Maroubra: Circa 1970. I'd just picked up the new second hand Yamaha RT1MX I'd purchased from a then famous race car driver and not wanting my anti motorcycle policeman father to know I'd bought another bike, took it to my mate Bernie's backyard so we could have have a good squiz at it. Boys being boys, we naturally couldn't wait to start the bike so after 15 minutes of kicking with no result we decided to squirt some Aerostart through the decompressor. Next kick, the bike started on full throttle, revving to about a squillion on the revometer. It was at this inopportune moment that I discovered that a kill switch doesn't have Buckleys chance of stopping an engine working at those revs, so with no other choice available I clicked her into first gear, grabbed a handfull of front brake on and dropped the clutch, hoping to stall the big Yammy. Instead, the back wheel spun like buggery burying the wheel to the sprocket while spraying a huge roost of eastern suburbs terra firma over the fresh laundry on the clothesline. Suddenly the wheel grabbed traction and launched the bike, with a dumfounded me attached, straight across the backyard and directly into the two day old zincalume garden shed that was thankfully empty except for my mates TS90 Honcho. The RT1 and I went straight through one wall, creamed the Honcho enroute and eventually stalled while trying to exit through the opposite tin wall. The resulting carnage tally was a demolished garden shed, bent forks on the Yamaha, trashed tank and gauges on the Honcho, cuts, scratches and a badly dented ego on yours truly and a whole line full of clothing needing to go through the wash cycle again. It wasn't one of my better motorcycle experiences.

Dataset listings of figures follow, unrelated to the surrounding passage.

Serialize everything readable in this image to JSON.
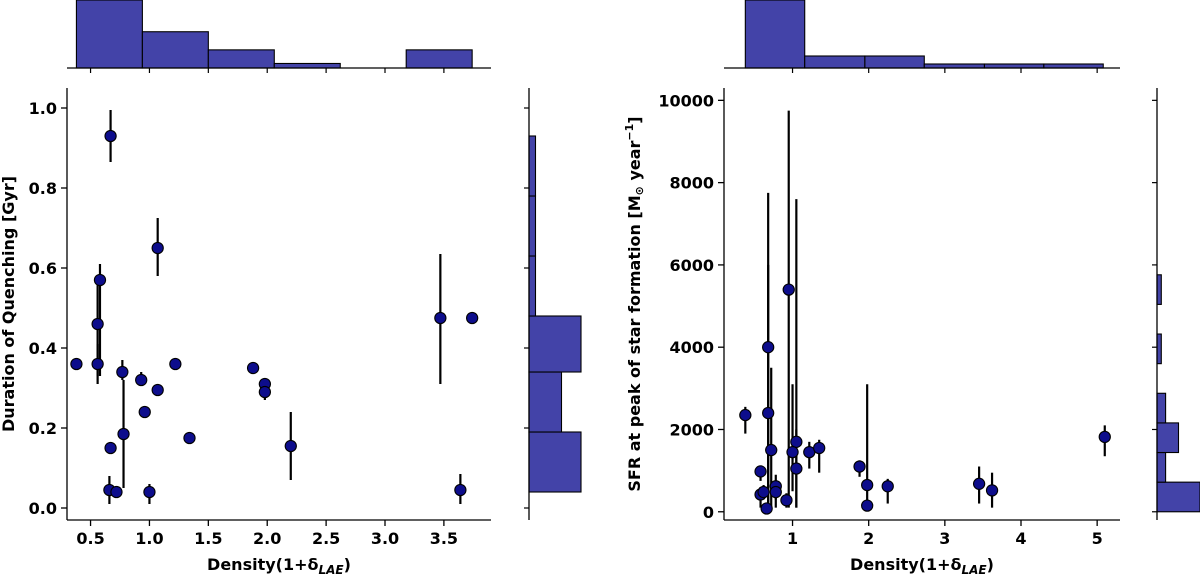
{
  "chart_data": [
    {
      "type": "scatter",
      "title": "",
      "xlabel": "Density(1+δ",
      "xlabel_sub": "LAE",
      "xlabel_close": ")",
      "ylabel": "Duration of Quenching [Gyr]",
      "xlim": [
        0.3,
        3.9
      ],
      "ylim": [
        -0.03,
        1.05
      ],
      "xticks": [
        0.5,
        1.0,
        1.5,
        2.0,
        2.5,
        3.0,
        3.5
      ],
      "xtick_labels": [
        "0.5",
        "1.0",
        "1.5",
        "2.0",
        "2.5",
        "3.0",
        "3.5"
      ],
      "yticks": [
        0.0,
        0.2,
        0.4,
        0.6,
        0.8,
        1.0
      ],
      "ytick_labels": [
        "0.0",
        "0.2",
        "0.4",
        "0.6",
        "0.8",
        "1.0"
      ],
      "points": [
        {
          "x": 0.67,
          "y": 0.93,
          "lo": 0.865,
          "hi": 0.995
        },
        {
          "x": 1.07,
          "y": 0.65,
          "lo": 0.58,
          "hi": 0.725
        },
        {
          "x": 0.58,
          "y": 0.57,
          "lo": 0.33,
          "hi": 0.61
        },
        {
          "x": 0.56,
          "y": 0.46,
          "lo": 0.33,
          "hi": 0.58
        },
        {
          "x": 0.56,
          "y": 0.36,
          "lo": 0.31,
          "hi": 0.41
        },
        {
          "x": 0.38,
          "y": 0.36,
          "lo": 0.36,
          "hi": 0.36
        },
        {
          "x": 0.77,
          "y": 0.34,
          "lo": 0.32,
          "hi": 0.37
        },
        {
          "x": 0.93,
          "y": 0.32,
          "lo": 0.31,
          "hi": 0.34
        },
        {
          "x": 1.07,
          "y": 0.295,
          "lo": 0.295,
          "hi": 0.295
        },
        {
          "x": 1.22,
          "y": 0.36,
          "lo": 0.36,
          "hi": 0.36
        },
        {
          "x": 0.96,
          "y": 0.24,
          "lo": 0.24,
          "hi": 0.24
        },
        {
          "x": 0.78,
          "y": 0.185,
          "lo": 0.05,
          "hi": 0.32
        },
        {
          "x": 0.67,
          "y": 0.15,
          "lo": 0.135,
          "hi": 0.165
        },
        {
          "x": 1.34,
          "y": 0.175,
          "lo": 0.175,
          "hi": 0.175
        },
        {
          "x": 1.88,
          "y": 0.35,
          "lo": 0.35,
          "hi": 0.35
        },
        {
          "x": 1.98,
          "y": 0.31,
          "lo": 0.29,
          "hi": 0.32
        },
        {
          "x": 1.98,
          "y": 0.29,
          "lo": 0.27,
          "hi": 0.3
        },
        {
          "x": 2.2,
          "y": 0.155,
          "lo": 0.07,
          "hi": 0.24
        },
        {
          "x": 0.66,
          "y": 0.045,
          "lo": 0.01,
          "hi": 0.08
        },
        {
          "x": 0.72,
          "y": 0.04,
          "lo": 0.04,
          "hi": 0.04
        },
        {
          "x": 1.0,
          "y": 0.04,
          "lo": 0.01,
          "hi": 0.06
        },
        {
          "x": 3.47,
          "y": 0.475,
          "lo": 0.31,
          "hi": 0.635
        },
        {
          "x": 3.74,
          "y": 0.475,
          "lo": 0.475,
          "hi": 0.475
        },
        {
          "x": 3.64,
          "y": 0.045,
          "lo": 0.01,
          "hi": 0.085
        }
      ],
      "marginal_x": {
        "edges": [
          0.38,
          0.94,
          1.5,
          2.06,
          2.62,
          3.18,
          3.74
        ],
        "counts": [
          15,
          8,
          4,
          1,
          0,
          4
        ]
      },
      "marginal_y": {
        "edges": [
          0.04,
          0.19,
          0.34,
          0.48,
          0.63,
          0.78,
          0.93
        ],
        "counts": [
          8,
          5,
          8,
          1,
          1,
          1
        ]
      },
      "colors": {
        "marker_fill": "#0d0d8c",
        "marker_edge": "#000000",
        "hist_fill": "#4343a8",
        "hist_edge": "#000000"
      }
    },
    {
      "type": "scatter",
      "title": "",
      "xlabel": "Density(1+δ",
      "xlabel_sub": "LAE",
      "xlabel_close": ")",
      "ylabel": "SFR at peak of star formation [M",
      "ylabel_sun": "⊙",
      "ylabel_unit": " year",
      "ylabel_sup": "−1",
      "ylabel_close": "]",
      "xlim": [
        0.1,
        5.3
      ],
      "ylim": [
        -200,
        10300
      ],
      "xticks": [
        1,
        2,
        3,
        4,
        5
      ],
      "xtick_labels": [
        "1",
        "2",
        "3",
        "4",
        "5"
      ],
      "yticks": [
        0,
        2000,
        4000,
        6000,
        8000,
        10000
      ],
      "ytick_labels": [
        "0",
        "2000",
        "4000",
        "6000",
        "8000",
        "10000"
      ],
      "points": [
        {
          "x": 0.38,
          "y": 2350,
          "lo": 1900,
          "hi": 2550
        },
        {
          "x": 0.95,
          "y": 5400,
          "lo": 100,
          "hi": 9750
        },
        {
          "x": 0.68,
          "y": 4000,
          "lo": 100,
          "hi": 7750
        },
        {
          "x": 0.68,
          "y": 2400,
          "lo": 100,
          "hi": 6000
        },
        {
          "x": 0.72,
          "y": 1500,
          "lo": 100,
          "hi": 3500
        },
        {
          "x": 1.05,
          "y": 1700,
          "lo": 100,
          "hi": 7600
        },
        {
          "x": 1.0,
          "y": 1450,
          "lo": 500,
          "hi": 3100
        },
        {
          "x": 1.05,
          "y": 1050,
          "lo": 100,
          "hi": 2000
        },
        {
          "x": 1.22,
          "y": 1450,
          "lo": 1050,
          "hi": 1700
        },
        {
          "x": 1.35,
          "y": 1550,
          "lo": 950,
          "hi": 1750
        },
        {
          "x": 0.58,
          "y": 980,
          "lo": 750,
          "hi": 1100
        },
        {
          "x": 0.58,
          "y": 420,
          "lo": 100,
          "hi": 600
        },
        {
          "x": 0.62,
          "y": 480,
          "lo": 300,
          "hi": 650
        },
        {
          "x": 0.78,
          "y": 620,
          "lo": 100,
          "hi": 900
        },
        {
          "x": 0.78,
          "y": 480,
          "lo": 300,
          "hi": 650
        },
        {
          "x": 0.92,
          "y": 280,
          "lo": 100,
          "hi": 450
        },
        {
          "x": 0.66,
          "y": 80,
          "lo": 0,
          "hi": 100
        },
        {
          "x": 1.88,
          "y": 1100,
          "lo": 850,
          "hi": 1250
        },
        {
          "x": 1.98,
          "y": 650,
          "lo": 100,
          "hi": 3100
        },
        {
          "x": 1.98,
          "y": 150,
          "lo": 50,
          "hi": 300
        },
        {
          "x": 2.25,
          "y": 620,
          "lo": 200,
          "hi": 800
        },
        {
          "x": 3.45,
          "y": 680,
          "lo": 200,
          "hi": 1100
        },
        {
          "x": 3.62,
          "y": 520,
          "lo": 100,
          "hi": 950
        },
        {
          "x": 5.1,
          "y": 1820,
          "lo": 1350,
          "hi": 2100
        }
      ],
      "marginal_x": {
        "edges": [
          0.38,
          1.16,
          1.95,
          2.73,
          3.52,
          4.3,
          5.08
        ],
        "counts": [
          17,
          3,
          3,
          1,
          1,
          1
        ]
      },
      "marginal_y": {
        "edges": [
          0,
          720,
          1440,
          2160,
          2880,
          3600,
          4320,
          5040,
          5760
        ],
        "counts": [
          10,
          2,
          5,
          2,
          0,
          1,
          0,
          1
        ]
      },
      "colors": {
        "marker_fill": "#0d0d8c",
        "marker_edge": "#000000",
        "hist_fill": "#4343a8",
        "hist_edge": "#000000"
      }
    }
  ]
}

When we eventually pulled down the carby to see what was wrong, we found a 6mm allen bolt jammed under the slide...we never did find where it came from.
(We spent the next day dismantling the garden shed and straightening it the best we could before putting it all back together under the stern and watchful eye of my mates dad. To this day ou can still clearly see the dents in both wall and I swear there's still a little indentation in the lawn where the back wheel had dug its trench.)